Rule #4) For the love of all that is holy, spread your feet if you're standing up. Apparently most T drivers are either hammered drunk or are failed stunt drivers because they take no prisoners going around turns or stopping at intersections when they're on the street. I'm pretty sure I know now where Christopher Nolan shot that zero-gravity scene with Joseph Gordon-Levitt from "Inception." Nothing will make you more susceptible to those I've warned about in Rule #1 than a nice game of human Plinko in the aisle.

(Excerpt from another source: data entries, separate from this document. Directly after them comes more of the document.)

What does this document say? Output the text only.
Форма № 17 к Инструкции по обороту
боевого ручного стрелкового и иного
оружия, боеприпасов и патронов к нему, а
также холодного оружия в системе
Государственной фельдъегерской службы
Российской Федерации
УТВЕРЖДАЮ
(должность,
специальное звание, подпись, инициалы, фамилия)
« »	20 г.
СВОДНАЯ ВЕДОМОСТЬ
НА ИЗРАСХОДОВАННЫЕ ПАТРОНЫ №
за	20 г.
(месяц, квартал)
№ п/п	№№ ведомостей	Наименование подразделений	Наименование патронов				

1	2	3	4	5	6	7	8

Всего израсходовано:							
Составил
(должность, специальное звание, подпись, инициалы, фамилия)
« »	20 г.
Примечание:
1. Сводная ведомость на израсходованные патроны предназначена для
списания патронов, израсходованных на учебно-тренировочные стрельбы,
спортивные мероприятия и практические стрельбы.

Rule #5) Always take the back car. Getting in the front car can be compared to walking into a rainforest on Mars. The back car has anywhere from one to three more sane human beings in it, but at this point, you take what you can get.
Rule #6) As bad as the T is, if you take the bus, all bets are off. You're screwed. I once witnessed two women step on the bus. One sat down while the other went to pay. She tapped her card, then afterwards flipped out on the driver for not giving them the senior discounted price that she had asked for (because that's how that works?) As she was flailing around, she decided to retell the story of how she walked on the bus 14 seconds ago, reenacted the card tapping and found herself out another two dollars. The grand finale was her banging on the door demanding to get off so she could go get a police officer to arrest the driver. (Note: that linked story was not that same woman...at least I don't think it was, it is unconfirmed at this time)
That was one time out of five total times I have been on the bus. Twenty percent of my time riding an MBTA bus, there has been a looney bin escapee yelling at the driver.
Keeping these rules in mind will in no way enhance your T experience, but they may save your life one day, so take heed. If you have any other rules that I'm forgetting, feel free to share.